O uso desenfreado de remédio para emagrecer

Os profissionais da área dizem que, um dos principais fatores para essa situação está na atitude dos médicos. Justifica-se: a receita de anorexígenos acontece frequentemente a pedido do paciente; se não houvesse a demanda, a prescrição não existiria. Além disso, esses medicamentos não tem resolvido o problema, que seria em relação a perda de peso e a situação está fugindo do controle.

Segundo o presidente da Abeso (Associação Brasileira para o Estudo da Obesidade e da Síndrome Metabólica), muitas pessoas que utilizam anfetaminas não são obesas, mas apresentam algum problema relacionado à estética. De acordo com ele, são pessoas que pesam 55kg, por exemplo, e tomam esses remédios para perder cerca de 2 quilos. Estando essas pessoas sujeitas a sofrerem mais com os efeitos colaterais.

Muitas pessoas tomam remédio para emagrecer sem nem ao menos sofrer com obesidade. (Foto: Divulgação)

Para tratar a obesidade é necessário um trabalho progressivo, aos poucos para que seja eficaz.
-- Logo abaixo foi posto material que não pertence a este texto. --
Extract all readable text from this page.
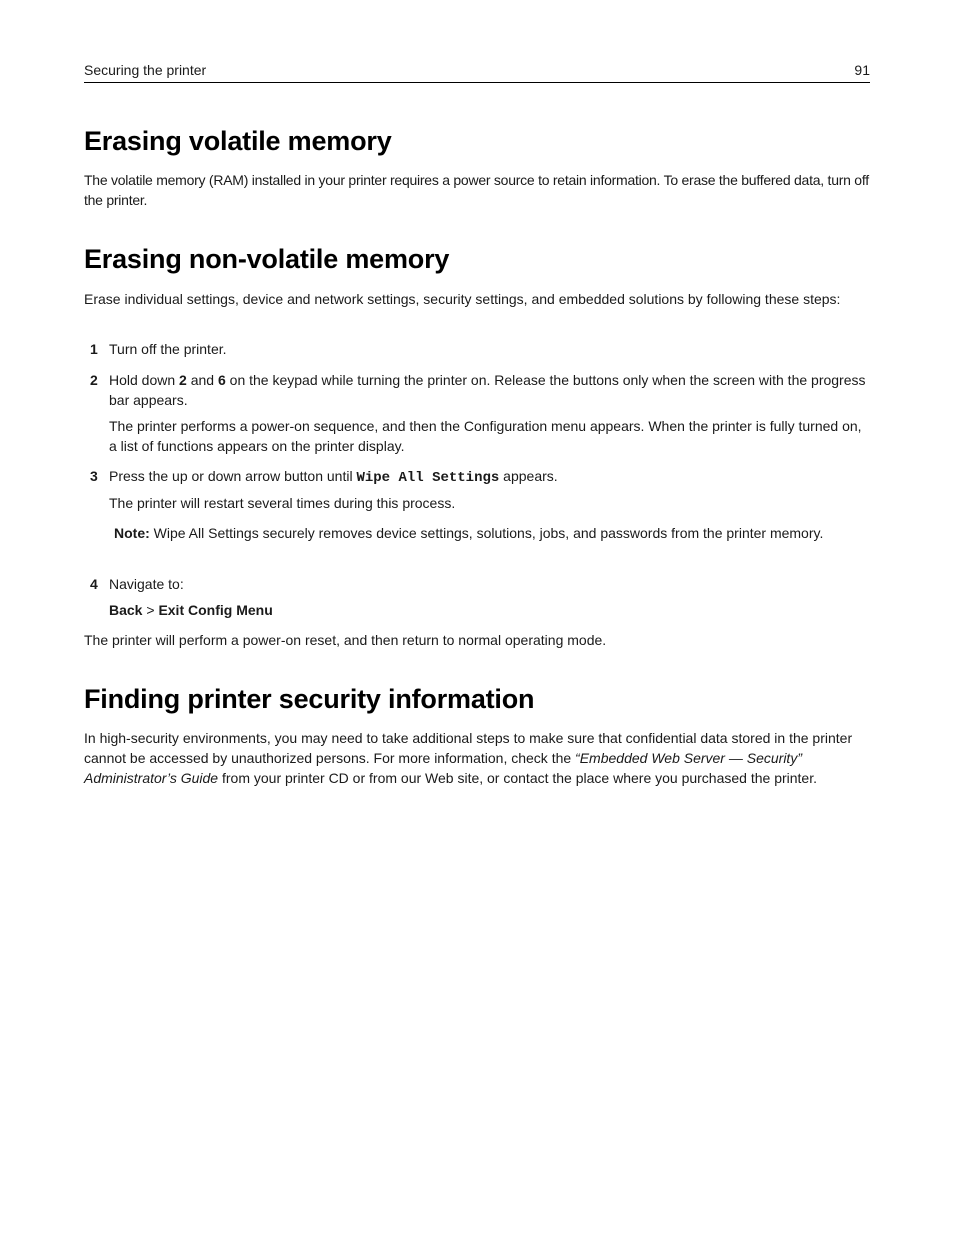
Securing the printer	91
Erasing volatile memory

The volatile memory (RAM) installed in your printer requires a power source to retain information. To erase the buffered data, turn off the printer.

Erasing non-volatile memory

Erase individual settings, device and network settings, security settings, and embedded solutions by following these steps:

1 Turn off the printer.

2 Hold down 2 and 6 on the keypad while turning the printer on. Release the buttons only when the screen with the progress bar appears.

The printer performs a power-on sequence, and then the Configuration menu appears. When the printer is fully turned on, a list of functions appears on the printer display.

3 Press the up or down arrow button until Wipe All Settings appears.

The printer will restart several times during this process.

Note: Wipe All Settings securely removes device settings, solutions, jobs, and passwords from the printer memory.

4 Navigate to:

Back > Exit Config Menu

The printer will perform a power-on reset, and then return to normal operating mode.

Finding printer security information

In high-security environments, you may need to take additional steps to make sure that confidential data stored in the printer cannot be accessed by unauthorized persons. For more information, check the “Embedded Web Server — Security” Administrator’s Guide from your printer CD or from our Web site, or contact the place where you purchased the printer.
Utilizar medicamentos querendo resultados cada vez mais rápidos para chegar ao emagrecimento pode resultar em outros problemas e comprometer a solução para o aumento de peso.

Para um bom resultado é necessário o acompanhamento de um profissional especializado, respeitando o quadro do paciente e o uso determinado na indicação.

A Jife enfatiza a importância de uma posição do governo no controle desses medicamentos. Segundo a Junta, a tendência de consumo dessas substâncias deve ser vigiada, identificando possíveis exageros para que seja feito um controle dos canais internos de distribuição.

Deve-se dá atenção também aos medicamentos que são vendidos ilegalmente pela Internet. A Anvisa (Agência Nacional de Vigilância Sanitária), órgão responsável pela fiscalização dos medicamentos, disse que estabeleceu um convênio com a Polícia Federal para localizar e fechar os sites que fazem esse tipo de comércio.

No entanto, ter consciência dos problemas que esses remédios podem causar, serve para fazer as pessoas mudarem de atitudes em relação ao uso e abuso desses medicamentos, procurando formas mais saudáveis de melhorar não somente a aparência, mas também a saúde.

Os riscos dos remédios para emagrecer existem e você pode evitá0los. Fuja das soluções milagrosas para perder peso e prefira adotar hábitos mais saudáveis, como dieta e atividade física.